In 1991, Gruart began to spend winters at her parents' home in Florida, commuting to Miami for trunk shows at department stores. She was well liked professionally and became part of the burgeoning social scene, going out to Thierry Mugler's parties at the Century restaurant and to Gianni Versace's first party at his new mansion. She tried to book catalogue or print work, to no avail, and resisted advice that she try to break into the Spanish market. "She had a $40,000 confirmed booking for a Coke commercial for Spanish TV, and she canceled at the last minute," says model turned actor Erik Fletcher, Gruart's best friend in recent years. "She was like, 'Eww, it's Spanish!' I was like, 'It's TV!' "
When she returned to New York full-time two years later, Gruart started working as a fit model for Upper East Side designer John Anthony. Though she'd remain there for three years, Gruart hated the job, and quit in a huff after the designer cut her wages and refused to include her in his runway show. (John Anthony would not comment.) She kept working here and there: an ad for Hackensack's Riverside Square mall, a fitting for Vivienne Tam, a few showroom bookings. "She really gave it 100 percent," says Ken Metz of NMK Agency. "Always kept her book current, did tests for new photographers. Most girls don't want to get out of bed for an unpaid test, but Lourdes was always willing." Without a regular source of income, however, Gruart began to grow desperate. "She even approached one of my best clients," says a model who had been friends with Gruart since the old days in Milan. "Told them she'd work for less than me."

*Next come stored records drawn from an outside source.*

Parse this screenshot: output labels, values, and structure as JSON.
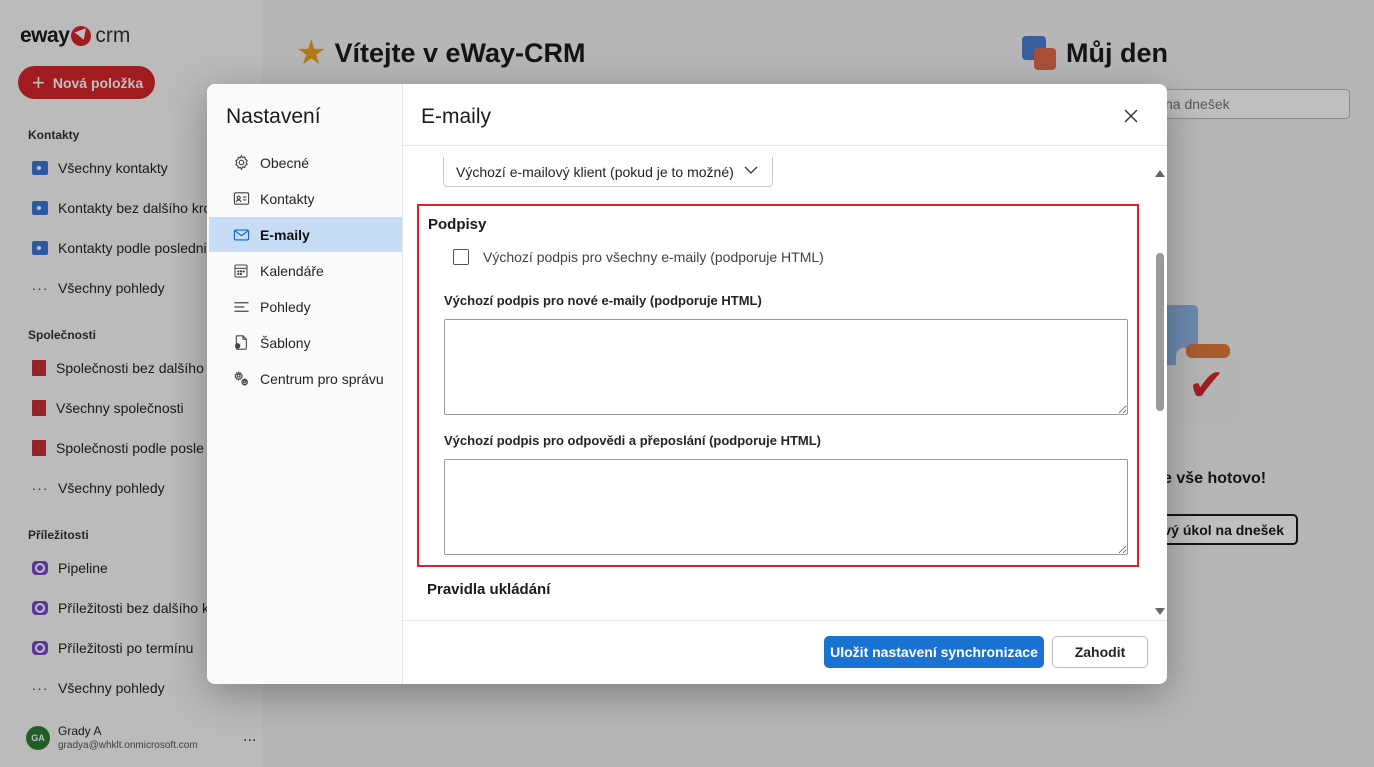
{
  "app": {
    "logo": {
      "brand": "eway",
      "suffix": "crm"
    },
    "new_item_label": "Nová položka",
    "sections": [
      {
        "title": "Kontakty",
        "items": [
          "Všechny kontakty",
          "Kontakty bez dalšího kro",
          "Kontakty podle posledni",
          "Všechny pohledy"
        ]
      },
      {
        "title": "Společnosti",
        "items": [
          "Společnosti bez dalšího",
          "Všechny společnosti",
          "Společnosti podle posle",
          "Všechny pohledy"
        ]
      },
      {
        "title": "Příležitosti",
        "items": [
          "Pipeline",
          "Příležitosti bez dalšího k",
          "Příležitosti po termínu",
          "Všechny pohledy"
        ]
      }
    ],
    "user": {
      "initials": "GA",
      "name": "Grady A",
      "email": "gradya@whklt.onmicrosoft.com",
      "more": "..."
    },
    "welcome_title": "Vítejte v eWay-CRM",
    "myday": {
      "title": "Můj den",
      "input_placeholder": "na dnešek",
      "done_text": "e vše hotovo!",
      "task_button": "vý úkol na dnešek"
    }
  },
  "dialog": {
    "nav_title": "Nastavení",
    "nav_items": [
      {
        "label": "Obecné",
        "icon": "gear-icon"
      },
      {
        "label": "Kontakty",
        "icon": "contact-card-icon"
      },
      {
        "label": "E-maily",
        "icon": "mail-icon",
        "active": true
      },
      {
        "label": "Kalendáře",
        "icon": "calendar-icon"
      },
      {
        "label": "Pohledy",
        "icon": "views-icon"
      },
      {
        "label": "Šablony",
        "icon": "template-icon"
      },
      {
        "label": "Centrum pro správu",
        "icon": "admin-gear-icon"
      }
    ],
    "title": "E-maily",
    "client_select": "Výchozí e-mailový klient (pokud je to možné)",
    "signatures": {
      "title": "Podpisy",
      "checkbox_label": "Výchozí podpis pro všechny e-maily (podporuje HTML)",
      "checkbox_checked": false,
      "new_label": "Výchozí podpis pro nové e-maily (podporuje HTML)",
      "new_value": "",
      "reply_label": "Výchozí podpis pro odpovědi a přeposlání (podporuje HTML)",
      "reply_value": ""
    },
    "next_section_title": "Pravidla ukládání",
    "save_button": "Uložit nastavení synchronizace",
    "cancel_button": "Zahodit"
  },
  "colors": {
    "brand_red": "#d6262b",
    "primary_blue": "#1a73d0",
    "active_nav": "#c7dcf5",
    "highlight_border": "#d6262b"
  }
}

It had been three years since her relationship with Marx had ended, and Gruart had started to obsess over past mistakes she'd made with men. She decided that she shouldn't have resisted the advances of one of Marx's friends, Mohamed Khashoggi, the son of Arab oil magnate and arms dealer Adnan. He'd once asked her to his home in Paris, she recalled; now she tried to follow up on the invitation, in vain. "Lourdes wasn't always the easiest person to get along with -- she invented the word high-maintenance," admits Fletcher. "But once this Mohamed thing started, she became unbearable."